Blog

Sebuah catatan buat rujukan entar-entar

Suatu sore seorang teman yang sedang emosi dan setengah putus asa melontarkan kalimat yang lumayan pedas. Situasinya adalah saya membatalkan janji mengikuti sebuah pertemuan bersamanya karena mendadak atasan saya mengajak bicara urusan pekerjaan. Dalam hitung-hitungan lalu lintas Ibu Kota, saya yakin tidak bisa menemui teman saya seusai diskusi dengan si atasan tadi. Itu sebabnya saya batalkan saja janji itu. Dia rupanya tidak terima. Dan dalam konteks tidak sedang bercanda di ponselnya dia bilang, “Kok masih mau-maunya sih disuruh-suruh orang? Emang dibayar berapa sih lo?”

Sebuah kalimat yang rasanya agak menyengat bila diucapkan kepada seorang pegawai upahan. Apalagi dari seorang teman. Sempat terlupakan memang. Tapi akhirnya setelah ditahan-tahan, diendapkan sedikit, dilupakan lagi, sepekan kemudian malah jadi catatan.

Dalam sebuah buku manajemen milik seorang teman di asrama pada masa kuliah dulu, saya masih ingat sebuah artikel tentang perlunya peningkatan status seseorang dari E (employee) menjadi O (owner). Karier tidak akan semata-mata berakhir dengan kenaikan upah, jabatan, dan perubahan warna kartu kredit dari perak ke emas, emas ke platinum, tapi juga keberanian dan pengetahuan untuk merintis usaha sendiri. Faktor lain yang penting tentu adalah kecukupan modal.

Ibu Maxine Clark adalah orang yang telah memiliki pengalaman 30 tahun bekerja di industri ritel. Pada masa pensiunnya ia mengambil keputusan terjun ke bisnis boneka dan mendirikan jaringan ritel Build-a-Bear-Workshop dengan mempertaruhkan US$ 750 ribu (tahun 1997)—sejumlah uang yang seharusnya bisa dipergunakan untuk menghabiskan masa tuanya. Namun, idenya yang cerdas (melibatkan emosi konsumen alih-alih sekadar menjadi penjual boneka) mengantar Ibu Clark menjadi peritel sukses yang beroperasi dengan lebih dari 200 cabang di seluruh dunia. Kisah sukses Ibu Clark sudah dibukukan dengan judul “The Bear Necessities of Business: Building a Company with Heart”. Dalam buku itu dijelaskan bagaimana Ibu Clark membuat konsumen merasakan pengalaman emosional saat memilihkan pakaian ataupun menerima akta kelahiran boneka beruangnya.

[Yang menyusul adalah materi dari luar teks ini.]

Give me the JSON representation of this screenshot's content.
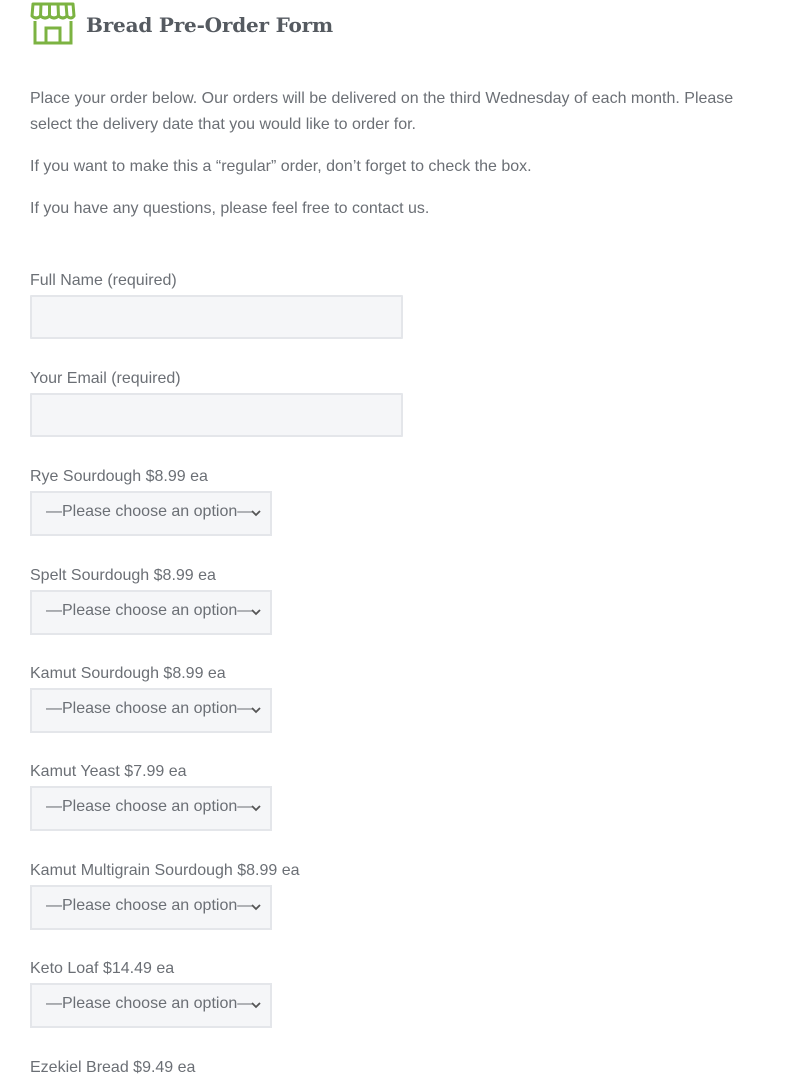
{
  "header": {
    "title": "Bread Pre-Order Form",
    "icon": "store-icon",
    "accent_color": "#7cb342"
  },
  "intro": {
    "paragraph1": "Place your order below.  Our orders will be delivered on the third Wednesday of each month.  Please select the delivery date that you would like to order for.",
    "paragraph2": "If you want to make this a “regular” order, don’t forget to check the box.",
    "paragraph3": "If you have any questions, please feel free to contact us."
  },
  "form": {
    "full_name": {
      "label": "Full Name (required)",
      "value": ""
    },
    "email": {
      "label": "Your Email (required)",
      "value": ""
    },
    "products": [
      {
        "label": "Rye Sourdough $8.99 ea",
        "selected": "—Please choose an option—"
      },
      {
        "label": "Spelt Sourdough $8.99 ea",
        "selected": "—Please choose an option—"
      },
      {
        "label": "Kamut Sourdough $8.99 ea",
        "selected": "—Please choose an option—"
      },
      {
        "label": "Kamut Yeast $7.99 ea",
        "selected": "—Please choose an option—"
      },
      {
        "label": "Kamut Multigrain Sourdough $8.99 ea",
        "selected": "—Please choose an option—"
      },
      {
        "label": "Keto Loaf $14.49 ea",
        "selected": "—Please choose an option—"
      },
      {
        "label": "Ezekiel Bread $9.49 ea"
      }
    ]
  }
}
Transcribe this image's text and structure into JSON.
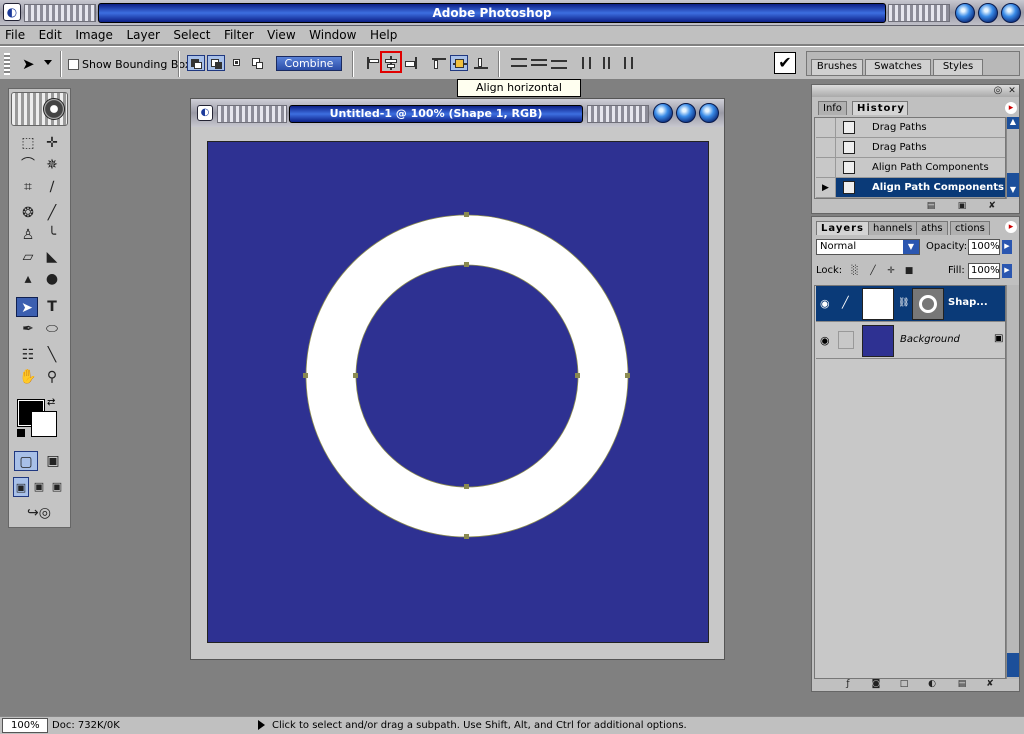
{
  "app": {
    "title": "Adobe Photoshop"
  },
  "menu": [
    "File",
    "Edit",
    "Image",
    "Layer",
    "Select",
    "Filter",
    "View",
    "Window",
    "Help"
  ],
  "options": {
    "show_bounding_box_label": "Show Bounding Box",
    "show_bounding_box_checked": false,
    "combine_label": "Combine",
    "tooltip": "Align horizontal centers"
  },
  "palette_well": {
    "tabs": [
      "Brushes",
      "Swatches",
      "Styles"
    ]
  },
  "document": {
    "title": "Untitled-1 @ 100% (Shape 1, RGB)",
    "canvas_color": "#2e3192",
    "shape_color": "#ffffff"
  },
  "history_panel": {
    "tabs": [
      "Info",
      "History"
    ],
    "items": [
      {
        "label": "Drag Paths"
      },
      {
        "label": "Drag Paths"
      },
      {
        "label": "Align Path Components"
      },
      {
        "label": "Align Path Components"
      }
    ]
  },
  "layers_panel": {
    "tabs": [
      "Layers",
      "Channels",
      "Paths",
      "Actions"
    ],
    "tab_visible": [
      "Layers",
      "hannels",
      "aths",
      "ctions"
    ],
    "blend_mode": "Normal",
    "opacity_label": "Opacity:",
    "opacity": "100%",
    "lock_label": "Lock:",
    "fill_label": "Fill:",
    "fill": "100%",
    "layers": [
      {
        "name": "Shap...",
        "selected": true
      },
      {
        "name": "Background",
        "selected": false
      }
    ]
  },
  "status": {
    "zoom": "100%",
    "doc": "Doc: 732K/0K",
    "message": "Click to select and/or drag a subpath.  Use Shift, Alt, and Ctrl for additional options."
  },
  "colors": {
    "foreground": "#000000",
    "background": "#ffffff",
    "title_accent": "#1a3fb0",
    "selection": "#0a3a78"
  }
}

Lalu, apakah harus menunggu sepuh dulu baru boleh berkhayal jadi owner? Sesuai dengan syarat tadi, minimal harus ada keberanian dan modal. Sisanya adalah peluang. Bekerja sampai sepuh adalah cara paling logis dan paling aman buat seseorang yang berangkat dari modal nol menjadi seseorang yang bermodal. Tapi sepuh pada umumnya agak lambat membuat perhitungan dan kurang gesit mencari peluang. Lalu, kapan seseorang dapat mengangkat dirinya menjadi owner?

Pertama, tentukan bidang yang ingin Anda geluti. Pelajari taktik dan strategi orang-orang yang ada di bisnis itu. Bila bidang yang ingin Anda geluti sama sekali baru, pelajari kebutuhan pasar dan buat strategi pemasaran atas barang atau jasa yang bakal Anda hasilkan dalam hitungan 5 tahun ke depan tanpa pesaing. Lalu buat lagi strategi pemasaran Anda dalam hitungan 10 tahun ke depan dengan 3 kompetitor. Manfaatkan setiap peluang.
Kedua, siapkan modal. Sebuah rencana bisnis yang matang besar kemungkinan direstui bank ataupun institusi penyedia modal lainnya.

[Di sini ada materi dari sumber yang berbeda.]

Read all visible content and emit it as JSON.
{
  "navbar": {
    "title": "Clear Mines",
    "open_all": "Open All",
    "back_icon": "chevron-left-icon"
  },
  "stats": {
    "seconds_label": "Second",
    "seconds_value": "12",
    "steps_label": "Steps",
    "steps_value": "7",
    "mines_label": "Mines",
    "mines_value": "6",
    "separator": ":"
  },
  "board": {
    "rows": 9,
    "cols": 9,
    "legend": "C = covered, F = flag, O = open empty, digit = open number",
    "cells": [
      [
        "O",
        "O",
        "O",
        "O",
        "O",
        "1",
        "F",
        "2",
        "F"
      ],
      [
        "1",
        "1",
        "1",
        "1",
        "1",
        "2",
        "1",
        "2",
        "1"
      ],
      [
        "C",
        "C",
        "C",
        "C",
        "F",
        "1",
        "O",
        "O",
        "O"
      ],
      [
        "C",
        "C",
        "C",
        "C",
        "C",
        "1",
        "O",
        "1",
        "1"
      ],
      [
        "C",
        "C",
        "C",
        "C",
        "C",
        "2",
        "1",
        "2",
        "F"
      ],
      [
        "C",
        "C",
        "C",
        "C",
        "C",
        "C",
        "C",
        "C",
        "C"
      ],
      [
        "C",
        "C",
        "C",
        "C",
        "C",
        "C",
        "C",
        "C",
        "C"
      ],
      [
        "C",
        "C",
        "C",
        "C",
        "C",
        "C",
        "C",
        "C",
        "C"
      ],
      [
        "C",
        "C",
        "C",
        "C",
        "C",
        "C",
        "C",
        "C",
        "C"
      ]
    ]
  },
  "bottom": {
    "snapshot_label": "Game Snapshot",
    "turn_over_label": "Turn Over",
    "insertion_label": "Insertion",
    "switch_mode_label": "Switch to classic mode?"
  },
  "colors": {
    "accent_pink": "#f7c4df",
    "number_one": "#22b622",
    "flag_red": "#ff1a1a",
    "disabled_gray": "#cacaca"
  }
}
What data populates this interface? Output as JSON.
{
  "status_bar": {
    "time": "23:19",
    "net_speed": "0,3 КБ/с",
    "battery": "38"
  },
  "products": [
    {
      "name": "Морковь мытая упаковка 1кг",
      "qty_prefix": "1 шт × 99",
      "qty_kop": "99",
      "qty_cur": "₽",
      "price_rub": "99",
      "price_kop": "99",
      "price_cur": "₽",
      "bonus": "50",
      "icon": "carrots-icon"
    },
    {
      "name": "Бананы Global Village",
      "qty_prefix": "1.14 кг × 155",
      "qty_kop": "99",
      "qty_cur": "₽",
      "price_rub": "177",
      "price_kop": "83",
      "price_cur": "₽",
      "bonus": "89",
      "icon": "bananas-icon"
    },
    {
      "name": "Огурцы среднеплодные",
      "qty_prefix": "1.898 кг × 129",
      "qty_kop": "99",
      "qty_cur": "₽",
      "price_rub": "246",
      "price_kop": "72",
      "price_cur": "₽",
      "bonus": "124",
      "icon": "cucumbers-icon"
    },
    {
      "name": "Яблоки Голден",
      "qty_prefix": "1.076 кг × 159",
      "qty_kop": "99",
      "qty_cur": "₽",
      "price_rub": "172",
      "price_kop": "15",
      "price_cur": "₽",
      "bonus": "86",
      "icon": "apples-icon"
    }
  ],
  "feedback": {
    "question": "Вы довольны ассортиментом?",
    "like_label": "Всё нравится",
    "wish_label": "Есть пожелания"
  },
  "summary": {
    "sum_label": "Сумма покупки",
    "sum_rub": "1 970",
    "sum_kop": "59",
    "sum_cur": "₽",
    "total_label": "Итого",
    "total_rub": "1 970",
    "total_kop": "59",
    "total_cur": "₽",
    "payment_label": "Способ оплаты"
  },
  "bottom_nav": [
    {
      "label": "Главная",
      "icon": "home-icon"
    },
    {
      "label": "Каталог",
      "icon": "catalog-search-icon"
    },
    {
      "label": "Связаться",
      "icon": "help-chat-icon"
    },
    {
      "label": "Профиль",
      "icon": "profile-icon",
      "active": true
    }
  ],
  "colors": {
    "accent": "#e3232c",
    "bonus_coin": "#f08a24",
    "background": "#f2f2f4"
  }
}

Ketiga, efektifkan iklan dan bauran promosi Anda lainnya. Pertimbangkan pemanfaatan ambient media yang lebih murah ketimbang hanya berpatokan kepada media iklan tradisional.

Keempat, tepati janji seperti janji iklan Anda dan jangan pernah memberi janji yang sama seperti yang diberikan kompetitor Anda. Konsumen pasti memilih diskon 40 persen ketimbang diskon 39 persen, bukan?

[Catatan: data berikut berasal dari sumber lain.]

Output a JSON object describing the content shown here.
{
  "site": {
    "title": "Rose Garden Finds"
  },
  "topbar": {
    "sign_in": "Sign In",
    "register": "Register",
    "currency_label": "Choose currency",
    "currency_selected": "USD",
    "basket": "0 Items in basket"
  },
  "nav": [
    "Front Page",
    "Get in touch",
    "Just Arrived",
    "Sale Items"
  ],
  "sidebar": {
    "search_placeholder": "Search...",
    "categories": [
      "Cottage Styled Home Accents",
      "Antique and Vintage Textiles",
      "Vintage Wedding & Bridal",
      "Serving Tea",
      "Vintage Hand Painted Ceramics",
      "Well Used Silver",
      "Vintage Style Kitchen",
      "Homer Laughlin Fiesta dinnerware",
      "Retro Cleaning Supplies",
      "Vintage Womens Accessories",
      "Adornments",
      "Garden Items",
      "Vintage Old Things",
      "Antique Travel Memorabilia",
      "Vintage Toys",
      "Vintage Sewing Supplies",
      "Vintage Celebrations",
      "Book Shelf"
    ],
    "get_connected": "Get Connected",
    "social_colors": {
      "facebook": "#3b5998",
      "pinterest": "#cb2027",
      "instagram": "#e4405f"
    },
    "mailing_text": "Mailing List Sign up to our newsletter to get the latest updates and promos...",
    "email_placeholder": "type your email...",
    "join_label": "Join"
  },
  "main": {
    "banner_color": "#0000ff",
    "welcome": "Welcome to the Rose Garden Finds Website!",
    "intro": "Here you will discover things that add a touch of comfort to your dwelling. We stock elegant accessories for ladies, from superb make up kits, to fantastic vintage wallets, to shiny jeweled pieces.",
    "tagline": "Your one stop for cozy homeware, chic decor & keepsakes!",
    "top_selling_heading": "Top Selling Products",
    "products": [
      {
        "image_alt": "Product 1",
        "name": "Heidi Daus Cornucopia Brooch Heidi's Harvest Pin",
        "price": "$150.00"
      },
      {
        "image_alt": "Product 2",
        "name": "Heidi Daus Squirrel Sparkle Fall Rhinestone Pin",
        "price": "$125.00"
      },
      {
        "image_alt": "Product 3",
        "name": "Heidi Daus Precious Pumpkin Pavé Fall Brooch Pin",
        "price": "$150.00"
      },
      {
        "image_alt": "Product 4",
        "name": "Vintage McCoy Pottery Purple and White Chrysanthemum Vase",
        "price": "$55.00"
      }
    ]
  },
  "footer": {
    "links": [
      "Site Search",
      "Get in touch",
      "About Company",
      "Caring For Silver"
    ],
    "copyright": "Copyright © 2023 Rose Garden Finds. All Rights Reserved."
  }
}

Kelima, bila semuanya berjalan sesuai rencana dan Anda berminat meraih sukses seperti Ibu Clark dalam bukunya itu, silakan hubungi saya, Victor, penulis biografi freelance yang bakal membuat dunia pemasaran heboh, seheboh kisah sukses Anda.

Serius amat baca advertorial?
Eh tapi serius neh, inget-inget gw ya kalo udah sukses entar-entar.
Victor, maju seiring langkah sukses Anda.